B has changed from 40 to 20, that design effect goes

from 2.17, 2.18, down to 1.575.

It's not cut in half because we cut the sample size in half,

the effect has been cut in half.

And so now in this particular case then, when we multiply together this

projected design effect, 1.575 under this new design,

by the simple random sampling variance, which hasn't changed.

It's still the same sample size and the same proportions,

we get a variance of 0.000315.

Well we can compare these.

And here's the table comparing what we had before in our original design, 2,400,

that's that first row of numbers, where we had 60 clusters of 40 elements each and

a design effect of 2.17, 2.18 and a variance of 0.000218.

In our projected A version, with 1,200 cases in the sample and

30 clusters of 40 elements each, same design effect as we've noted.

But our variance is now twice as large, it's doubled.

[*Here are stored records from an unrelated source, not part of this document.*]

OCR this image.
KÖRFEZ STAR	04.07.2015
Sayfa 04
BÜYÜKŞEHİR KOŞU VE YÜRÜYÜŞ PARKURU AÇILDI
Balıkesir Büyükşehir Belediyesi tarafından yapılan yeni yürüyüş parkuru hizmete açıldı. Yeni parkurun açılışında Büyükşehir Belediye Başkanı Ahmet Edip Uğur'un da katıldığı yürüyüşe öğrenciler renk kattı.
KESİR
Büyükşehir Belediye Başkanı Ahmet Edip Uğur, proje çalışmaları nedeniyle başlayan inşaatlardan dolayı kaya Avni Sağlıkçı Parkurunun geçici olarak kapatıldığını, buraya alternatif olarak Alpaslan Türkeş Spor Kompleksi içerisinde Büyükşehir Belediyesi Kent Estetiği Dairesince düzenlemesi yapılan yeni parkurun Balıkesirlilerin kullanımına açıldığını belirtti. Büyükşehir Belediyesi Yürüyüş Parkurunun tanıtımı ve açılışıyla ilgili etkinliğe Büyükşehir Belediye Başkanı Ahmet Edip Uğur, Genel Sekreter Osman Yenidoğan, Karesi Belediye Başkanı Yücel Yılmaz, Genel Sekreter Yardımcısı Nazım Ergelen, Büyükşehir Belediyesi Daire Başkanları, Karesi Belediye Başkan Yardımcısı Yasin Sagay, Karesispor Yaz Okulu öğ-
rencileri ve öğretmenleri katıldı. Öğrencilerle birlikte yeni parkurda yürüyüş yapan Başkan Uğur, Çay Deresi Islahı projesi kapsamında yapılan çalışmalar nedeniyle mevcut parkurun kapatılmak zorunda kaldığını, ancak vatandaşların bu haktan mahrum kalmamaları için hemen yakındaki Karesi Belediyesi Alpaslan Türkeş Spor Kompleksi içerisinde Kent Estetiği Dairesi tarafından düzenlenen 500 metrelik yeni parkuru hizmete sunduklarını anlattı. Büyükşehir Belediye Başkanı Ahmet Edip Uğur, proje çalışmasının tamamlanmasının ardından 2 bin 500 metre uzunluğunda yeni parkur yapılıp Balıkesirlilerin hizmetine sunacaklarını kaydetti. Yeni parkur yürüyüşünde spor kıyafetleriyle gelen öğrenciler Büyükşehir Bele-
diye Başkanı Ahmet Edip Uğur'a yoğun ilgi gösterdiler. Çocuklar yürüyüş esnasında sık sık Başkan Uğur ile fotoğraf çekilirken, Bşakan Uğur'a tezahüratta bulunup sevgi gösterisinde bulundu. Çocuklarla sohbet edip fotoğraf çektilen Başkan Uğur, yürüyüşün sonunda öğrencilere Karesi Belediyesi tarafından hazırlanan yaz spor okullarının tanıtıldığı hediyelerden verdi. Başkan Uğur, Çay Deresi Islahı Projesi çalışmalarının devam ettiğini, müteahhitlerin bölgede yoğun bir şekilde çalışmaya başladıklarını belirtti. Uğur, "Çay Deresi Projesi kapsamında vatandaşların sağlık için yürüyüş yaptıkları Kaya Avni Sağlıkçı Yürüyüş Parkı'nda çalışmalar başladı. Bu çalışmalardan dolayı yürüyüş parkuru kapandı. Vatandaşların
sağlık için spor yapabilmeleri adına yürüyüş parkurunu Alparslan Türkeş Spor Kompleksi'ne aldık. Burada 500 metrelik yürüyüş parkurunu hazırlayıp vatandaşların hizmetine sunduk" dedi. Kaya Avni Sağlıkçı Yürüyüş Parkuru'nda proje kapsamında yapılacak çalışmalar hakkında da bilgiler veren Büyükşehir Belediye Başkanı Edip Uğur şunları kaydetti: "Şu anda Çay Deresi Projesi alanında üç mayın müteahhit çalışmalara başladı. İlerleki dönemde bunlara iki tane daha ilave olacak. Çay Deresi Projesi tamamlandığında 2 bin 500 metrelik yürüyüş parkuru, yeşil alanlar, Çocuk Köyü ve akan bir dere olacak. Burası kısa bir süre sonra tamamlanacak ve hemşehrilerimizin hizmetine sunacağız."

That is, if we take the sample size and cut it in half,

by cutting the number of clusters in half, we double the sampling variance.

It goes the other way too.

If we were to take the sample size and double it, by doubling the number of

clusters, our sampling variance would decrease by one-half.

14:23

Now we can begin to see alternatives here with a quantitative ways and

compare them and make decisions about, what's the best approach to use.

We're going to do a more refined version of this,

because one of the key issues will be, which of these designs should we use?

Should we use one that has sub-samples of size 40 or

sub-samples of size 20 or some other number.

What's the best sub-sample size?

As we look at alternative sub-sample sizes, we're going to need to choose one

that's appropriate, but we're going to look at that in lecture 6.

Here we have two more things to look at before we wrap up this lecture.

One, the impact of the design effect on sample size, and two,

the impact of the design effect or

these projectived variances on confidence intervals and their width.

Let's look at those in the second part of our lecture four

on designing two stage samples, thank you.